March 21 (Bloomberg) -- Russian Finance Minister Anton Siluanov said he supports a proposal under discussion by the government for a more than five-fold increase in the minimum capital requirement for banks after 2015 to spur consolidation.
Raising the limit to 1 billion rubles ($34 million) from the current 180 million rubles would be “possible and normal,” Siluanov said in Moscow today. The minimum is already scheduled to rise to 300 million rubles by 2015 and no decision has yet been made to increase it from that level, he said.
Siluanov, who pledged last September to “continue the work that was already started” under former Finance Minister Alexei Kudrin, is affirming his ousted predecessor’s stance to lift capital buffers to 1 billion rubles. Kudrin said in October 2010 that the proposal, which he estimated may halve the number of banks to about 500, would be delayed because of continued “tension” in the financial industry.
The country had 974 lenders on March 1, down from 1,058 at the start of 2010, central bank data show. Only 309 Russian banks exceed the capital level of 1 billion rubles as of March 1, Interfax reported, citing central bank Deputy Chairman Mikhail Sukhov.

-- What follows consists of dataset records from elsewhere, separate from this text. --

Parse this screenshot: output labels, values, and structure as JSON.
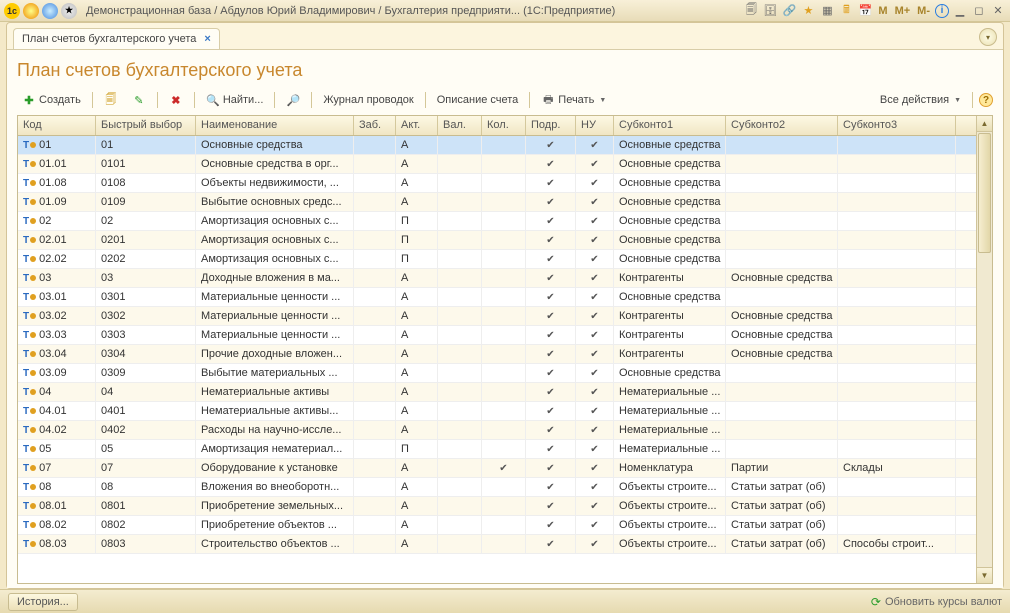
{
  "titlebar": {
    "title": "Демонстрационная база / Абдулов Юрий Владимирович / Бухгалтерия предприяти...   (1С:Предприятие)",
    "m_buttons": [
      "M",
      "M+",
      "M-"
    ]
  },
  "tab": {
    "label": "План счетов бухгалтерского учета"
  },
  "page_title": "План счетов бухгалтерского учета",
  "toolbar": {
    "create": "Создать",
    "find": "Найти...",
    "journal": "Журнал проводок",
    "desc": "Описание счета",
    "print": "Печать",
    "all_actions": "Все действия"
  },
  "columns": {
    "code": "Код",
    "quick": "Быстрый выбор",
    "name": "Наименование",
    "zab": "Заб.",
    "akt": "Акт.",
    "val": "Вал.",
    "kol": "Кол.",
    "podr": "Подр.",
    "nu": "НУ",
    "sub1": "Субконто1",
    "sub2": "Субконто2",
    "sub3": "Субконто3"
  },
  "rows": [
    {
      "code": "01",
      "quick": "01",
      "name": "Основные средства",
      "akt": "А",
      "podr": true,
      "nu": true,
      "sub1": "Основные средства",
      "sel": true
    },
    {
      "code": "01.01",
      "quick": "0101",
      "name": "Основные средства в орг...",
      "akt": "А",
      "podr": true,
      "nu": true,
      "sub1": "Основные средства"
    },
    {
      "code": "01.08",
      "quick": "0108",
      "name": "Объекты недвижимости, ...",
      "akt": "А",
      "podr": true,
      "nu": true,
      "sub1": "Основные средства"
    },
    {
      "code": "01.09",
      "quick": "0109",
      "name": "Выбытие основных средс...",
      "akt": "А",
      "podr": true,
      "nu": true,
      "sub1": "Основные средства"
    },
    {
      "code": "02",
      "quick": "02",
      "name": "Амортизация основных с...",
      "akt": "П",
      "podr": true,
      "nu": true,
      "sub1": "Основные средства"
    },
    {
      "code": "02.01",
      "quick": "0201",
      "name": "Амортизация основных с...",
      "akt": "П",
      "podr": true,
      "nu": true,
      "sub1": "Основные средства"
    },
    {
      "code": "02.02",
      "quick": "0202",
      "name": "Амортизация основных с...",
      "akt": "П",
      "podr": true,
      "nu": true,
      "sub1": "Основные средства"
    },
    {
      "code": "03",
      "quick": "03",
      "name": "Доходные вложения в ма...",
      "akt": "А",
      "podr": true,
      "nu": true,
      "sub1": "Контрагенты",
      "sub2": "Основные средства"
    },
    {
      "code": "03.01",
      "quick": "0301",
      "name": "Материальные ценности ...",
      "akt": "А",
      "podr": true,
      "nu": true,
      "sub1": "Основные средства"
    },
    {
      "code": "03.02",
      "quick": "0302",
      "name": "Материальные ценности ...",
      "akt": "А",
      "podr": true,
      "nu": true,
      "sub1": "Контрагенты",
      "sub2": "Основные средства"
    },
    {
      "code": "03.03",
      "quick": "0303",
      "name": "Материальные ценности ...",
      "akt": "А",
      "podr": true,
      "nu": true,
      "sub1": "Контрагенты",
      "sub2": "Основные средства"
    },
    {
      "code": "03.04",
      "quick": "0304",
      "name": "Прочие доходные вложен...",
      "akt": "А",
      "podr": true,
      "nu": true,
      "sub1": "Контрагенты",
      "sub2": "Основные средства"
    },
    {
      "code": "03.09",
      "quick": "0309",
      "name": "Выбытие материальных ...",
      "akt": "А",
      "podr": true,
      "nu": true,
      "sub1": "Основные средства"
    },
    {
      "code": "04",
      "quick": "04",
      "name": "Нематериальные активы",
      "akt": "А",
      "podr": true,
      "nu": true,
      "sub1": "Нематериальные ..."
    },
    {
      "code": "04.01",
      "quick": "0401",
      "name": "Нематериальные активы...",
      "akt": "А",
      "podr": true,
      "nu": true,
      "sub1": "Нематериальные ..."
    },
    {
      "code": "04.02",
      "quick": "0402",
      "name": "Расходы на научно-иссле...",
      "akt": "А",
      "podr": true,
      "nu": true,
      "sub1": "Нематериальные ..."
    },
    {
      "code": "05",
      "quick": "05",
      "name": "Амортизация нематериал...",
      "akt": "П",
      "podr": true,
      "nu": true,
      "sub1": "Нематериальные ..."
    },
    {
      "code": "07",
      "quick": "07",
      "name": "Оборудование к установке",
      "akt": "А",
      "kol": true,
      "podr": true,
      "nu": true,
      "sub1": "Номенклатура",
      "sub2": "Партии",
      "sub3": "Склады"
    },
    {
      "code": "08",
      "quick": "08",
      "name": "Вложения во внеоборотн...",
      "akt": "А",
      "podr": true,
      "nu": true,
      "sub1": "Объекты строите...",
      "sub2": "Статьи затрат (об)"
    },
    {
      "code": "08.01",
      "quick": "0801",
      "name": "Приобретение земельных...",
      "akt": "А",
      "podr": true,
      "nu": true,
      "sub1": "Объекты строите...",
      "sub2": "Статьи затрат (об)"
    },
    {
      "code": "08.02",
      "quick": "0802",
      "name": "Приобретение объектов ...",
      "akt": "А",
      "podr": true,
      "nu": true,
      "sub1": "Объекты строите...",
      "sub2": "Статьи затрат (об)"
    },
    {
      "code": "08.03",
      "quick": "0803",
      "name": "Строительство объектов ...",
      "akt": "А",
      "podr": true,
      "nu": true,
      "sub1": "Объекты строите...",
      "sub2": "Статьи затрат (об)",
      "sub3": "Способы строит..."
    }
  ],
  "statusbar": {
    "history": "История...",
    "refresh": "Обновить курсы валют"
  }
}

The Micex Financials Index, which includes seven of the most liquid Russian bank stocks, was little changed at 5,431.31 at 2:58 p.m. in Moscow, in line with the broader market. The gauge has gained 10 percent so far this year. The ruble advanced 0.2 percent against the dollar to 29.20.
‘Large Banking Groups’
The government expects further consolidation of the financial industry, “with the creation of large banking groups, including some that control a large share of the market,” according to a document published by the Finance Ministry in March 2011 outlining a state strategy for banks to 2015.
“As the consequences of the financial crisis are overcome, the banking sector will develop amid tougher competition in the most profitable segments,” the government said in the document.
Russia’s five largest lenders controlled a combined 50.5 percent of total assets in the banking system on March 1, compared with 47.7 percent at the start of 2011, according to Bank Rossii.
“I think that the capital requirements to 2015 have already been set in law,” Sukhov said, Interfax reported. “To change them before 2015, the reasons would need to be beyond serious.”